Con CAS, además, me imagino el proceso de su escritura (y me lo imagino ayudado por las varias menciones a pie de página en las notas de esta estupenda edición, cuyo prólogo es incluso necesario) con un Gabo sonriendo constantemente, disfrutando de ese universo que ya debía de estar configurado en su cabeza como si respirase de manera autónoma, pese a las líneas temporales y las confusas genealogías, pese a las equivalencias, las metáforas, las descripciones, pese al plan maestro de hacer recaer en una región imaginaria como Macondo el peso de todo el continente hispanoamericano a la par que servir como relato mítico del hombre. En fin, a pesar de toda la complejidad de la obra no me lo imagino más que dejándose llevar con deleite.

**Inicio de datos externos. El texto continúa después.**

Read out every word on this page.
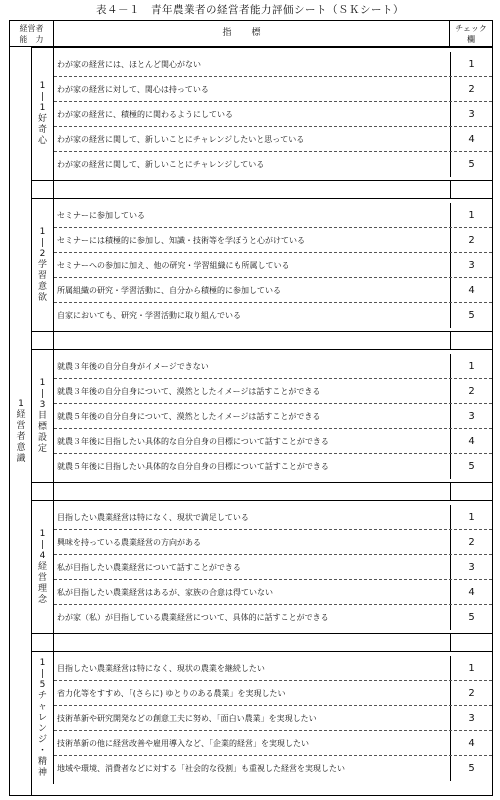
表４－１　青年農業者の経営者能力評価シート（ＳＫシート）
経営者
能　力
指標	チェック
欄
1
経
営
者
意
識
1
|
1
好
奇
心
わが家の経営には、ほとんど関心がない	1
わが家の経営に対して、関心は持っている	2
わが家の経営に、積極的に関わるようにしている	3
わが家の経営に関して、新しいことにチャレンジしたいと思っている	4
わが家の経営に関して、新しいことにチャレンジしている	5
1
|
2
学
習
意
欲
セミナーに参加している	1
セミナーには積極的に参加し、知識・技術等を学ぼうと心がけている	2
セミナーへの参加に加え、他の研究・学習組織にも所属している	3
所属組織の研究・学習活動に、自分から積極的に参加している	4
自家においても、研究・学習活動に取り組んでいる	5
1
|
3
目
標
設
定
就農３年後の自分自身がイメージできない	1
就農３年後の自分自身について、漠然としたイメージは話すことができる	2
就農５年後の自分自身について、漠然としたイメージは話すことができる	3
就農３年後に目指したい具体的な自分自身の目標について話すことができる	4
就農５年後に目指したい具体的な自分自身の目標について話すことができる	5
1
|
4
経
営
理
念
目指したい農業経営は特になく、現状で満足している	1
興味を持っている農業経営の方向がある	2
私が目指したい農業経営について話すことができる	3
私が目指したい農業経営はあるが、家族の合意は得ていない	4
わが家（私）が目指している農業経営について、具体的に話すことができる	5
1
|
5
チ
ャ
レ
ン
ジ
・
精
神
目指したい農業経営は特になく、現状の農業を継続したい	1
省力化等をすすめ、「(さらに) ゆとりのある農業」を実現したい	2
技術革新や研究開発などの創意工夫に努め、「面白い農業」を実現したい	3
技術革新の他に経営改善や雇用導入など、「企業的経営」を実現したい	4
地域や環境、消費者などに対する「社会的な役割」も重視した経営を実現したい	5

Por eso da igual perderse por las Úrsulas, los Aurelianos y José Arcadios. E incluso si no eres muy proclive a los delirios imaginativos, las sucesivas generaciones de personajes solitarios te van ganando con sus peculiaridades: los expansivos José Arcadio en contraposición con los taciturnos y huraños Aurelianos, por ejemplo. Siempre hay lugar para Remedios la Bella y su belleza e inocencia, impropias de este mundo; para Amaranta odiando a Rebeca y esperando y finalmente descartando a todos sus pretendientes; para Melquíades y su casi fundación de Macondo por ser el punto de partida de su relato, de su narración; para la estricta Fernanda, para el juerguista y glotón Aureliano Segundo, para la preciosa (aunque incestuosa) historia de amor entre Amaranta Úrsula y el último Aureliano... ("lo que más me duele -reía- es tanto tiempo que perdimos").

Del inicio me acordaba, claro, pero del final no tanto ("pues estaba previsto que la ciudad de los espejos (o los espejismos) sería arrasada por el viento y desterrada de la memoria de los hombres en el instante en que Aureliano Babilonia acabara de descifrar los pergaminos, y que todo lo escrito en ellos era irrepetible desde siempre y para siempre, porque las estirpes condenadas a cien años de soledad no tenían una segunda oportunidad sobre la tierra") y la perfección del círculo dibujado después de recorrer los múltiples otros círculos contrapuestos en infinidad de espejos es maravillosa. No te puedes dejar de rendir ante el artificio del narrador sin contar esas prolepsis anticipando lo que luego se desarrollará con detalle, sino simplemente viendo cómo García Márquez se oculta detrás de la interpretación de los manuscritos escritos en sánscrito por parte de Melquíades.

Leer CAS es conseguir que Macondo nunca muera, pero también es como resucitar a Gabriel García Márquez, a quien se puede cometer la osadía de llamar por su apodo porque visitar sus palabras es como conocerle, como participar de esa sonrisa perenne mientras daba forma este libro. Siempre a cambio de que al terminar se le dé las gracias, claro está.